The mechanism as shown in Fig. 5 could trade the forecasts for a particular measurement parameter to the control unit of another operator in its geographical vicinity via resource trading.
A control unit could specify the scenario that needs to be generated to the control unit of another operator for a particular measurement parameter. Based on the
specification of the scenario the control unit of the later operator could calculate the scenario via the mechanism and provide it to the requesting control unit via resource trading. The mechanism could request correlation values between the measurements parameters such that they can be
appropriately aggregated to get a better perspective on resource allocation. Instead of requesting a scalar correlation value between the probability density
functions of two measurement parameters, the control unit could also request a probability density function of correlation values experiences over a given time horizon at a particular geographic vicinity by the control unit of another operator. In this embodiment the mechanism of a control unit who would have access to such information would build the probability density function and offer it via resource trading to control units of other operators, In reference of this embodiment it should be mentioned that correlation is a linear measure and does not
necessarily measure accurately the mass of the events in
the tails. Since the operators and vendors would be more interested in protecting themselves against tail events, other nonlinear measures of dependence between the various measurement parameters could also be traded.

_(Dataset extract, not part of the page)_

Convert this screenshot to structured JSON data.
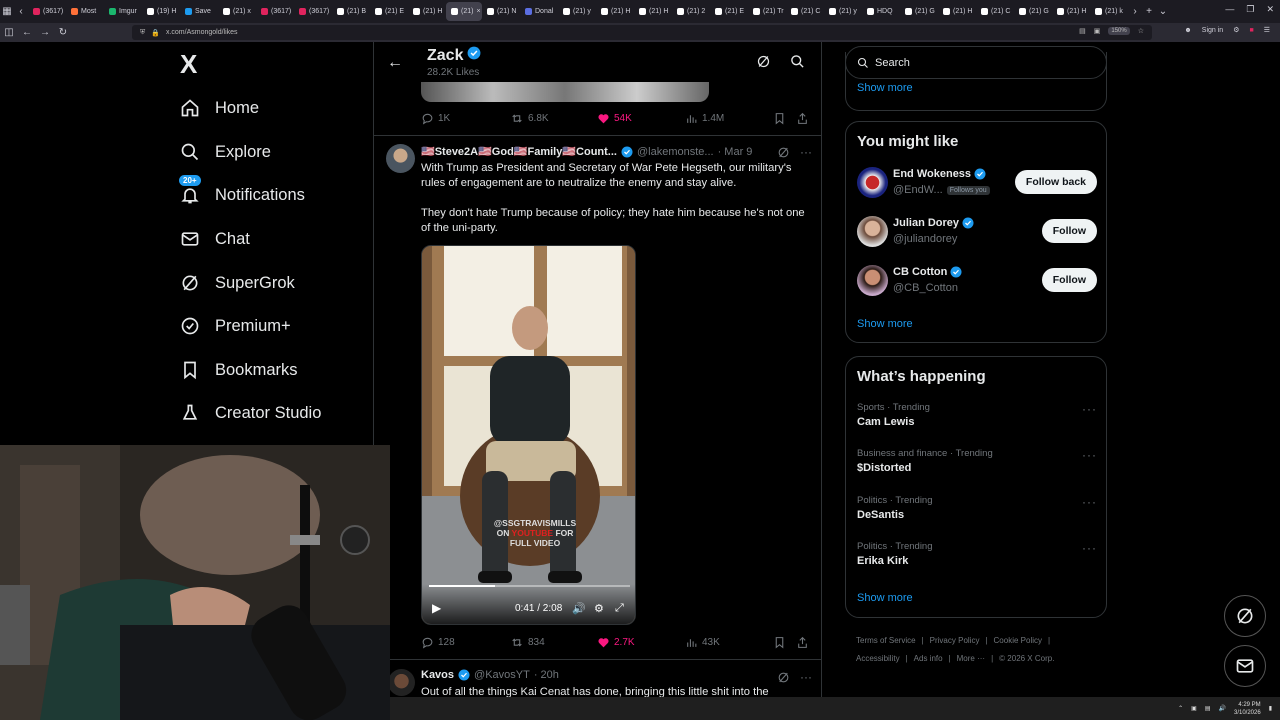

The quality of information provided depends on the number of standard deviations of the probability density function that the mechanism should include to provide the requested data. Hence, the requesting control unit could specify a confidence interval (a percentile value) or a standard deviation value and obtain a price announcement for that information from the control unit of another operator, This price information would correspond to the value corresponding to the standard deviation of the measurement parameter corresponding to a particular announced standard deviation. This has been displayed diagrammatically in Figure 4.